To prevent this, government advisers decided to tailor a law on this very issue, a law binding union members to participate in the elections and choose their boards of directors.
The Law No. 100 of 1993 was therefore drawn up to standardize the electoral systems in all syndicates and to devote an additional special meeting of their general assemblies to hold the elections.
The quorum was raised to half the members entitled to attend the general assembly plus one.
No difference was made between syndicates with no more than 3,000 or 4,000 members, such as the Syndicate of Journalists, and those with more than 100,000 members, such as the Bar Association.
The goal was to make the organized minority drown in the deluge of the silent majority, so that it would lose any chance to affect the results of these elections.
This way, no more syndicate would be handed out to the MB.
At the time, we warned that this law would confuse syndicates, and that the high quorum required by the law on election day would create difficulties that might prevent the very assemblies.
We also warned about holding one extraordinary general assembly exclusively to elect the board of directors. As for the regular assembly, it is supposed to be held each year to discuss the report of the syndicate board of directors, to judge its performance, to adopt the following year's budget and the final account of the previous 12 months, and to discuss the conditions of the profession.

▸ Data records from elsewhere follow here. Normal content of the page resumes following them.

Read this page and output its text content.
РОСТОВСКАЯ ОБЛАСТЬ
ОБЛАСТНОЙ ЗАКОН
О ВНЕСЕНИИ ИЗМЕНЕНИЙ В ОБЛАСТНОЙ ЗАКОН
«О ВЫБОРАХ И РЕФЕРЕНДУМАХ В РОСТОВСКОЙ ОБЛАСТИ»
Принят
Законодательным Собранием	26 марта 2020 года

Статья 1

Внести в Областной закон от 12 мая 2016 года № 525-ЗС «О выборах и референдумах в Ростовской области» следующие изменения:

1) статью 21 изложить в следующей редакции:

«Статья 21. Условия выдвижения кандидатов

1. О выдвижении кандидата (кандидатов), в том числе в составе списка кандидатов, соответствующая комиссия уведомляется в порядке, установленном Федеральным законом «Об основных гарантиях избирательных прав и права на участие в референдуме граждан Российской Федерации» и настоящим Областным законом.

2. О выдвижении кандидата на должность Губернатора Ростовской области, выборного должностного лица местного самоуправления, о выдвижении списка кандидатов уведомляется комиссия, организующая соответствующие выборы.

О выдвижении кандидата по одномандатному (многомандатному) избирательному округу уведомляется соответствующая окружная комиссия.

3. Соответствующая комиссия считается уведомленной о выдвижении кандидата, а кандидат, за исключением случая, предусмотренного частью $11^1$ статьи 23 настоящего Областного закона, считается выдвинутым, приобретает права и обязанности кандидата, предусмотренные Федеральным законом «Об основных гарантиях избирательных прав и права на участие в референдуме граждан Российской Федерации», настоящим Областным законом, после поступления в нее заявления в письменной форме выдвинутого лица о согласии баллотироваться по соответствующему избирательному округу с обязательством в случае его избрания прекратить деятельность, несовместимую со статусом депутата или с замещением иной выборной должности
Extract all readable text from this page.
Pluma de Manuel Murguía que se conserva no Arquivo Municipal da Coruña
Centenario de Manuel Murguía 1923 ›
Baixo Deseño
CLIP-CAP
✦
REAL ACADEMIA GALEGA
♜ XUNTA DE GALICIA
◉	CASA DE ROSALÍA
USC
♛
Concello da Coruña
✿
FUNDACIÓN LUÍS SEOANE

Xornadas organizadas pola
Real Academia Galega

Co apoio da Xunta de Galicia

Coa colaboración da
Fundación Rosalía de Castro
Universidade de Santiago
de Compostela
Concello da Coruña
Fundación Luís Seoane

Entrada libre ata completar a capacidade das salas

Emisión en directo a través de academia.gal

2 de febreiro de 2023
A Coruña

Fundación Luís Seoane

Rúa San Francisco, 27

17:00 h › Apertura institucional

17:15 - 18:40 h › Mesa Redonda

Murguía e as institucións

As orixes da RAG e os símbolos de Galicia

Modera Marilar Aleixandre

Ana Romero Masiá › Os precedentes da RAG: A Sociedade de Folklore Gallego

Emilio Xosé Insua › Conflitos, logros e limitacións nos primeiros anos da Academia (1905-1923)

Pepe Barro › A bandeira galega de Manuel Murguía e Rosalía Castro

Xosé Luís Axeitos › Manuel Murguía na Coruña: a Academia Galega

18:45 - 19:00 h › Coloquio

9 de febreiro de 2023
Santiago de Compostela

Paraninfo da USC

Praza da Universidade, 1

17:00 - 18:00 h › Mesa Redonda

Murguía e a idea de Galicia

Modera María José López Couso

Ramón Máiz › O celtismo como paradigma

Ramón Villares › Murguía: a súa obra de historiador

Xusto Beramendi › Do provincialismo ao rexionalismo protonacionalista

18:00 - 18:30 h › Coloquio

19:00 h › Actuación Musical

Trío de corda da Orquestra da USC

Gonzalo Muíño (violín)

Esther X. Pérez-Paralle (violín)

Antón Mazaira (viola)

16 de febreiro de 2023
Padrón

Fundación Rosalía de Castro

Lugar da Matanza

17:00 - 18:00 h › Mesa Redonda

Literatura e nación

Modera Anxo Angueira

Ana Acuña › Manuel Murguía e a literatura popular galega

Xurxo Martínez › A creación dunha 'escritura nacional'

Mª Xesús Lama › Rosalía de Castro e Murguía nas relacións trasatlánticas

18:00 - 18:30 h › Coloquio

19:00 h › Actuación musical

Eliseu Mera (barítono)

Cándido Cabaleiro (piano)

People said that merging these two kinds of general assemblies would mean putting an end to regular ones, as the only reason why members would attend such kind of meetings was the elections themselves.

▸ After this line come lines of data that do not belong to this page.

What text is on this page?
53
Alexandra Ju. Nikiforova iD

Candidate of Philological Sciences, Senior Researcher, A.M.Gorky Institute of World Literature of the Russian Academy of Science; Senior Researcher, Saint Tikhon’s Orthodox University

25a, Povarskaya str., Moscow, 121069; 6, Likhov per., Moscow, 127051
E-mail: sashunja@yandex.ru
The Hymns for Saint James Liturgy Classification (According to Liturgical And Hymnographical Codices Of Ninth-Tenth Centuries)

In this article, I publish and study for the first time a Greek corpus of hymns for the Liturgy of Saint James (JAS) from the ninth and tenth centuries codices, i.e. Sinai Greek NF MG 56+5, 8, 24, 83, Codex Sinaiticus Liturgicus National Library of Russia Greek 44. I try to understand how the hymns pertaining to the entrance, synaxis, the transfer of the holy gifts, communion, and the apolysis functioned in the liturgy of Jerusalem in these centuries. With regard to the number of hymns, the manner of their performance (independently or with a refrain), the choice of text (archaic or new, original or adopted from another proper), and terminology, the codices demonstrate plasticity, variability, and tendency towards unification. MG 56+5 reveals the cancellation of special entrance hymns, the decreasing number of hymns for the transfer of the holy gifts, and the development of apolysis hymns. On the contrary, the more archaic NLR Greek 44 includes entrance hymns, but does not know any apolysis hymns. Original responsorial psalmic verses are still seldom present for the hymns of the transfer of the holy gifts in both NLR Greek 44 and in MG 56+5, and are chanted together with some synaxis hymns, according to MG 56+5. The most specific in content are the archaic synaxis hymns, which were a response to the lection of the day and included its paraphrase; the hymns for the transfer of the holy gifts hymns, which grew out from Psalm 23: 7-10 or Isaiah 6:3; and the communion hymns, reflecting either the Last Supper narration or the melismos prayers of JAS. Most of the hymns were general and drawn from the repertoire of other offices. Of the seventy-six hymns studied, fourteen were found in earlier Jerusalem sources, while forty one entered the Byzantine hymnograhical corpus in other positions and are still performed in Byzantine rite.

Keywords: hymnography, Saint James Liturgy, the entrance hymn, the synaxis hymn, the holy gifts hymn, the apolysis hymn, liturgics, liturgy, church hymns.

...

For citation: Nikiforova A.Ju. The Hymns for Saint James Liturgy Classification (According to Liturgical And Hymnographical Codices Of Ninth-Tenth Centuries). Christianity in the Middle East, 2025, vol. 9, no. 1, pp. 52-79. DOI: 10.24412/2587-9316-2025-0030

This is what actually happened in more than a syndicate, including the one of Journalists, which has not held its regular general assembly since this happy law was introduced.
At the tine, we warned that making this organized and unified minority drown in the silent majority would not bring democracy to syndicates. The choices of the majority – not concerned or informed, by the way, about trade unions and their work – would not be less evil or wrong than those of the organized minority.

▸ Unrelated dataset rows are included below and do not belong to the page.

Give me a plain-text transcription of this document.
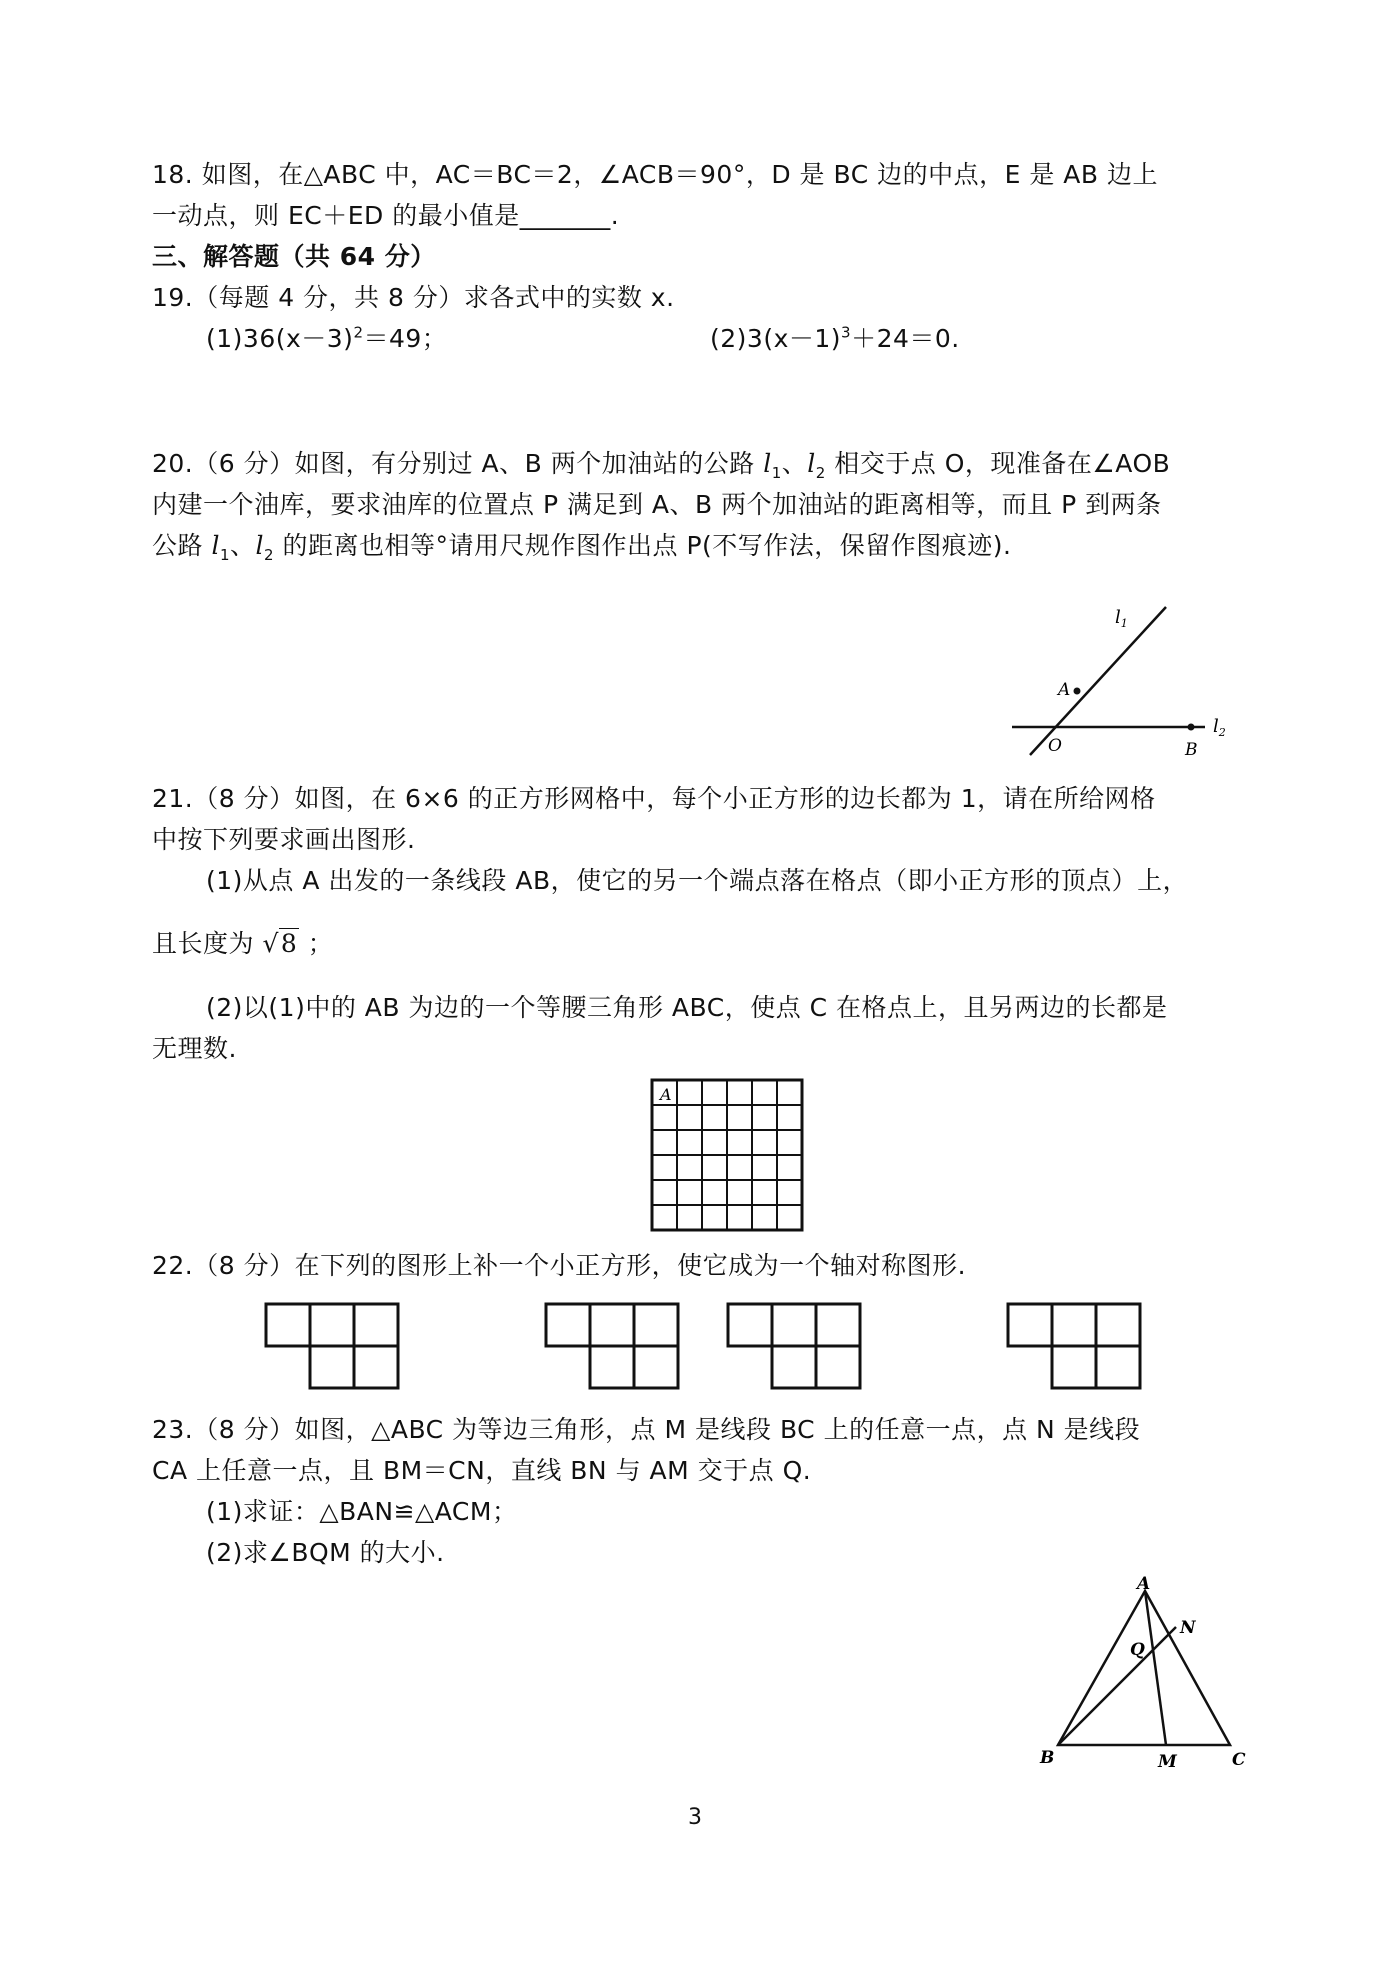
18. 如图，在△ABC 中，AC＝BC＝2，∠ACB＝90°，D 是 BC 边的中点，E 是 AB 边上
一动点，则 EC＋ED 的最小值是_______.
三、解答题（共 64 分）
19.（每题 4 分，共 8 分）求各式中的实数 x.
$(1)36(x-3)^2=49$；	$(2)3(x-1)^3+24=0$.
20.（6 分）如图，有分别过 A、B 两个加油站的公路 $l_1$、$l_2$ 相交于点 O，现准备在∠AOB
内建一个油库，要求油库的位置点 P 满足到 A、B 两个加油站的距离相等，而且 P 到两条
公路 $l_1$、$l_2$ 的距离也相等°请用尺规作图作出点 P(不写作法，保留作图痕迹).
$l_1$
$l_2$
A
O	B
21.（8 分）如图，在 6×6 的正方形网格中，每个小正方形的边长都为 1，请在所给网格
中按下列要求画出图形.
(1)从点 A 出发的一条线段 AB，使它的另一个端点落在格点（即小正方形的顶点）上，
且长度为 √8 ；
(2)以(1)中的 AB 为边的一个等腰三角形 ABC，使点 C 在格点上，且另两边的长都是
无理数.
A
22.（8 分）在下列的图形上补一个小正方形，使它成为一个轴对称图形.
23.（8 分）如图，△ABC 为等边三角形，点 M 是线段 BC 上的任意一点，点 N 是线段
CA 上任意一点，且 BM＝CN，直线 BN 与 AM 交于点 Q.
(1)求证：△BAN≌△ACM；
(2)求∠BQM 的大小.
A
B	C
M
N
Q
3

We said the MB and other non-legitimized trends were seeking to take over the leadership of syndicates and turn them into parties basically due to the restrictions on the freedom to form parties and to take part in partisan activities.
We also said that encouraging everyone to take part in partisan activities and spurring them to develop their ideas in line with the needs of a democratic civil state was the way to stop this mixture among institutions.
Instead, this mixture has eventually turned syndicates – and sometimes mosques and churches, too – into parties and parties into cafeterias and schools to interpret dreams.
Syndicates defend the professional and economic interests of their members and they cannot carry out partisan activities or be involved in controversies among parties. Very simply, their members belong to all parties, so they do not have one single political opinion. Indeed, all they are supposed to have in common is such economic and professional interests.
12 years after enforcing the law, the government found that a significant number of syndicates had actually stopped working, either because they had entered a tunnel of guardianship or because they were unable to reach the quorum at the elections.
President Mubarak promised to amend the law and the government pledged to implement this promise.
After five years, the Professionals Secretariat of the National Democratic Party (NDP) will meet on Monday to discuss the bill amending Law 100 of 1993 and reducing the quorum.
When I asked one of the party's leading figures why it had taken so long to amend the law, he said to me: "Well, the government day is once every year, but the NDP day is once every five years."